Building Extensible Applications with Plugin Architecture in .NET
Overview
When existing software lacks certain features, extending its functionality becomes necessary. Plugin-based architecture provides a standardized approach to adding new capabilities without modifying the original application. This pattern is widely used in development environments like Visual Studio, where extensions enhance the core IDE functionality.
For a host application to support plugins, it must expose specific extension points. If the original software wasn't designed with extensibility in mind, adding features becomes significantly more challenging—typically only the original developers can modify such applications.
Core Concepts
Plugin architecture relies on three fundamental principles:
Communication Protocol
The host application and its plugins must communicate through a well-defined interface. Without this communication channel, plugins cannot determine when to execute their functionality.
Data Exchange
The host must pass relevant data to plugins. For instance, when saving an image, plugins need access to the bitmap data to perform operations like adding watermarks.
Extensibility Contract
During host application development, extension interfaces must be designed upfront. All plugins must conform to these contracts, understanding when the host will invoke them and what responses are expected.
Architecture Pattern
The relationship between a host application and plugins mirrors the relationship between a framework and client code. The host defines extension points, and plugins provide implementations at those points.
┌─────────────────────┐
│ Host Application │
│ │
│ ┌───────────────┐ │
│ │ Extension │ │
│ │ Points │ │
│ └───────────────┘ │
└──────────┬──────────┘
│ Protocol
▼
┌─────────────────────┐
│ Plugins │
│ │
│ ┌───────────────┐ │
│ │ Custom │ │
│ │ Extensions │ │
│ └───────────────┘ │
└─────────────────────┘
The host application defines multiple interaction points where plugins can intervene. A host might expose 100 extension points, but a specific plugin may only respond to a subset of them based on its requirements.
Implementation Example
Consider a simple drawing application with plugin support. The host provides a drawing canvas, basic shapes (circle, rectangle), and file save functionality supporting JPG and native PIC formats.

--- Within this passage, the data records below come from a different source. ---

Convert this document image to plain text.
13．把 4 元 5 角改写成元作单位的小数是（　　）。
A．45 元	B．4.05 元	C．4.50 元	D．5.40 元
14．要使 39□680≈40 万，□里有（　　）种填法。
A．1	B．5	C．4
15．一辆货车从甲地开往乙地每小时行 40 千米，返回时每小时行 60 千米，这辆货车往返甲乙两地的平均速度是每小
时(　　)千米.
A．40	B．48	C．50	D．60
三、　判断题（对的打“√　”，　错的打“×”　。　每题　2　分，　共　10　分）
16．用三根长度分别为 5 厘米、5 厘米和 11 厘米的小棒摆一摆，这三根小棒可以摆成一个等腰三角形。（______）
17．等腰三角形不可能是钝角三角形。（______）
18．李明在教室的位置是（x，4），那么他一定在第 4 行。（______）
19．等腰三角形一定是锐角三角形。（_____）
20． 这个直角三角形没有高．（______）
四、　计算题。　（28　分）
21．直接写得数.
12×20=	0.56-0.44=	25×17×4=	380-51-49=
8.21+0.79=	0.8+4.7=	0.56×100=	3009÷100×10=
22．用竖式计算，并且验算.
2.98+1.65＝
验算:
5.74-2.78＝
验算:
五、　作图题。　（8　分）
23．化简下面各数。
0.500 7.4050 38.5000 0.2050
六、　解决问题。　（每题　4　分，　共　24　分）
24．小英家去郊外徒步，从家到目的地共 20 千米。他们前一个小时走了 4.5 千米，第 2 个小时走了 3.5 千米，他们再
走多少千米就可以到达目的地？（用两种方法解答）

The solution consists of three components:
- DrawingHost - The main application being extended
- ExtensionContract - Interfaces defining the extension contract
- WatermarkPlugin - A sample plugin demonstrating extension capabilities
Extension Contract
The IExtension interface defines when the host communicates with plugins:
/// <summary>
/// Extension contract for all plugins
/// </summary>
public interface IExtension
{
void OnApplicationStartup(HostContext context);
void OnImageSaving(Bitmap imageData, string outputPath);
void OnProjectSaving(ProjectDocument document);
void OnBeforeFileSave(Dictionary<string, FileSaveHandler> availableFormats);
void OnBeforeFileOpen(Dictionary<string, FileOpenHandler> supportedFormats);
void OnApplicationShutdown();
}
Shape Interface
For extending drawing capabilities, a shape contract is required:
/// <summary>
/// Contract for custom shapes
/// </summary>
public interface IDrawableShape
{
int PositionX { get; set; }
int PositionY { get; set; }
void Render(Graphics canvas);
BoundingBox GetBounds();
}
Plugin Development Process
To create a plugin, developers need only the extension contract assembly. The implementation involves:
- Create a class library project
- Reference the extension contract assembly
- Implement the
IExtensioninterface - Override desired lifecycle methods
- Deploy the compiled assembly to the host's
extensionsdirectory
Practical Demonstration
Extending the drawing application with a plugin demonstrates several capabilities:
Adding Menu Items
The plugin registers custom menu entries that appear in the host aplication's menu bar.
Extending Shape Library
New geometric shapes (such as triangles) become available in the toolbar after plugin installation.
Modifying Save Behavior
When saving images as JPG, the plugin injects a watermark into the final output.
Adding File Formats
New export formats (similar to how Photoshop supports ICO files through plugins) can be registered.
Comparison: Before and After Plugin Installation
Original Host Application:
- Supports circle and rectangle shapes only
- Saves files as JPG or PIC format
- Basic menu structure
After Plugin Installation:
- Additional triangle shape available
- New "About" menu entry appears
- JPG saves include watermark overlay
- New "newpic" format option available in save dialog
Deployment
Plugin deployment follows a straightforward pattern:
DrawingHost/
├── DrawingHost.exe
├── ExtensionContract.dll
└── extensions/
└── WatermarkPlugin.dll
Placing compiled plugins into the extensions directory and restarting the host application triggers automatic plugin discovery and initialization.